Nadie abandonaba la sala, pero yo notaba que reinaba entre los oyentes una cierta perplejidad, una desorientación lógica, puesto que el noventa y siete por ciento de los asistentes había entrado a mitad del relato. Sin embargo, por curioso que pudiera parecer, cualquier idea de marcharse antes de tiempo había quedado desterrada, nadie se movía de allí, como si no tuvieran nada mejor que hacer. De hecho, antes del final de la sesión sólo se produjeron dos bajas y desde luego fueron las más inesperadas, las de los dos jóvenes que precisamente habían aguantado estoicamente conmigo desde el comienzo. Pasaron los dos a mi lado y oí que uno le comentaba al otro que él había visto «muchos Lovecraft en Camboya, te lo juro». También esto fue como para quedarse perplejo. O quizás no. Después de todo, ¿no había algunos jóvenes en Barcelona que decían que físicamente me parecía a Lovecraft? Puede que aquellos dos jóvenes se refirieran a mí, cosas peores me han ocurrido.
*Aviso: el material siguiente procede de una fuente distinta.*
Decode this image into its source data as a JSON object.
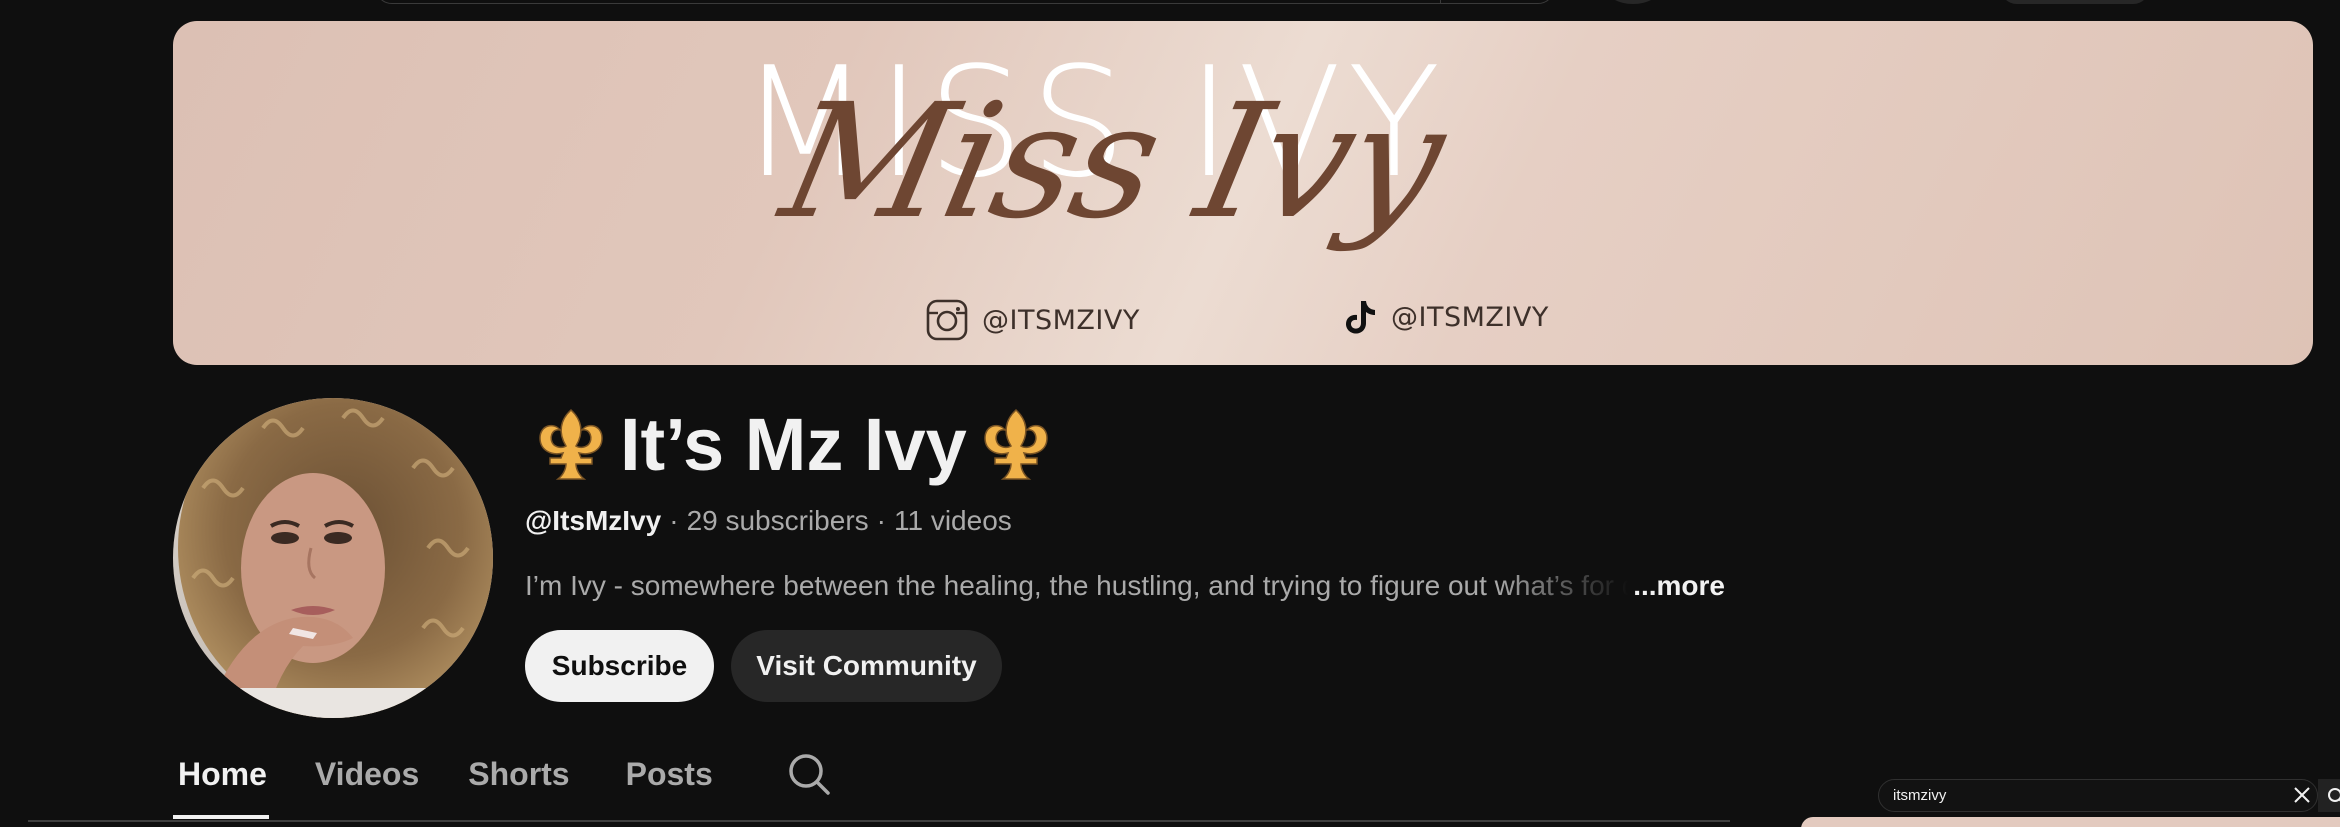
{
  "banner": {
    "title": "MISS IVY",
    "script_title": "Miss Ivy",
    "instagram_handle": "@ITSMZIVY",
    "tiktok_handle": "@ITSMZIVY"
  },
  "channel": {
    "name": "It’s Mz Ivy",
    "handle": "@ItsMzIvy",
    "separator": "·",
    "subscribers": "29 subscribers",
    "videos": "11 videos",
    "description": "I’m Ivy - somewhere between the healing, the hustling, and trying to figure out what’s for di",
    "more_label": "...more"
  },
  "buttons": {
    "subscribe": "Subscribe",
    "visit_community": "Visit Community"
  },
  "tabs": [
    {
      "label": "Home",
      "active": true
    },
    {
      "label": "Videos",
      "active": false
    },
    {
      "label": "Shorts",
      "active": false
    },
    {
      "label": "Posts",
      "active": false
    }
  ],
  "mini_search": {
    "value": "itsmzivy"
  },
  "icons": {
    "instagram": "instagram-icon",
    "tiktok": "tiktok-icon",
    "fleur_de_lis": "fleur-de-lis-icon",
    "search": "search-icon",
    "close": "close-icon"
  },
  "colors": {
    "background": "#0f0f0f",
    "text_primary": "#f1f1f1",
    "text_secondary": "#aaaaaa",
    "banner_pink": "#e1c7bb",
    "script_brown": "#6e4632",
    "fleur_gold": "#f0b24a"
  }
}
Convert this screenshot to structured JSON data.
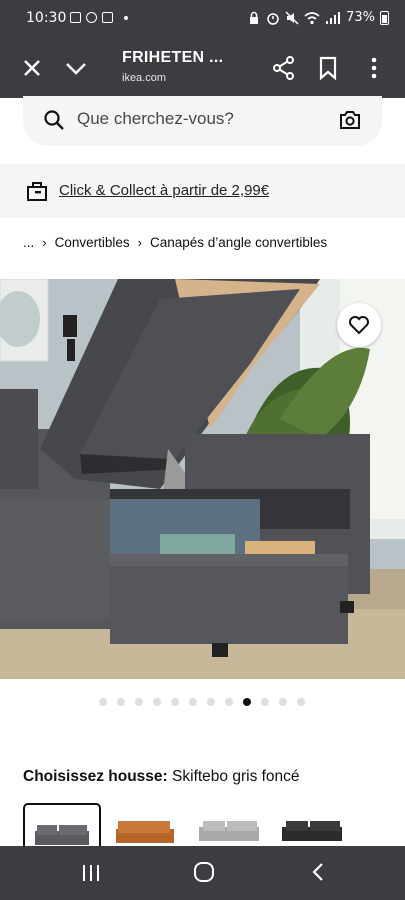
{
  "status_bar": {
    "time": "10:30",
    "battery": "73%"
  },
  "toolbar": {
    "title": "FRIHETEN ...",
    "domain": "ikea.com"
  },
  "search": {
    "placeholder": "Que cherchez-vous?"
  },
  "collect": {
    "link_text": "Click & Collect à partir de 2,99€"
  },
  "breadcrumb": {
    "items": [
      "...",
      "Convertibles",
      "Canapés d’angle convertibles"
    ],
    "separator": "›"
  },
  "gallery": {
    "image_count": 12,
    "active_index": 8
  },
  "cover": {
    "label": "Choisissez housse:",
    "selected_value": "Skiftebo gris foncé",
    "options": [
      "dark-grey",
      "orange-brown",
      "light-grey",
      "black"
    ]
  },
  "colors": {
    "chrome": "#3c3d40",
    "surface": "#f5f5f5",
    "text": "#111111"
  }
}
A todo esto, de vez en cuando Vilnius me miraba con rabia grandiosa y yo no podía saber que era porque si alguien allí le estaba impidiendo fracasar ese alguien era yo, que me había convertido en la única persona del mundo que aún podía decir que había escuchado íntegro su teatro sin teatro. Me era imposible saber todo eso y ya no digamos imaginar en aquel momento que Vilnius me estaba mirando con irritación tan infinita porque se preguntaba qué me sucedía a mí que, con todas las oportunidades que había tenido, era el único que no había salido aún de la sala. Me odiaba, me odiaba mucho. Pensé que era porque le irritaba sumamente mi cara de palo y aspecto de señor terrorífico, a lo Lovecraft. Pero no era ése ni mucho menos el motivo por el que me observaba con fijación y tanto enojo. Se trataba de un disgusto que iba mucho más allá del simple desagrado por mi fealdad. Su enfado era inenarrable, se le notaba en todo lo que hacía; estaba casi fuera de sí, masacrado por aquella gran contrariedad de ver que yo permanecía inmóvil en mi sitio. Desde luego tenía sentido su gran enfado si creía que sólo yo, únicamente yo con mi cara de tronco y de escritor de terror, le estaba arruinando su tan ansiado gran fracaso.

16

Unos minutos después (siguió leyendo Vilnius), hablábamos tranquilamente del libreto de
Tres camaradas
. Como si no pasara nada y no hubiéramos tomado todo el alcohol que llevábamos ya encima.

—Te lo dejo —me decía Max— y lo miras mejor en tu hotel. Para que veas que en el fondo, a pesar de mi cara de mala hostia, soy bondadoso. Pero ya te lo digo: no está ahí la frase que buscas. Porque buscas esa frase, ¿no? ¿He de entender que eso es lo que buscas aquí realmente? ¿Has venido aquí por el libreto, no? ¿O has venido para otra cosa?

Parecía que quisiera agarrarme por la solapa y volver a preguntarme si había ido allí para otra cosa.

—Por el libreto. Pero dices que lo mire mejor en mi hotel. Y aquí hay algo que no me encaja. ¿Cómo sabes que vivo en un hotel?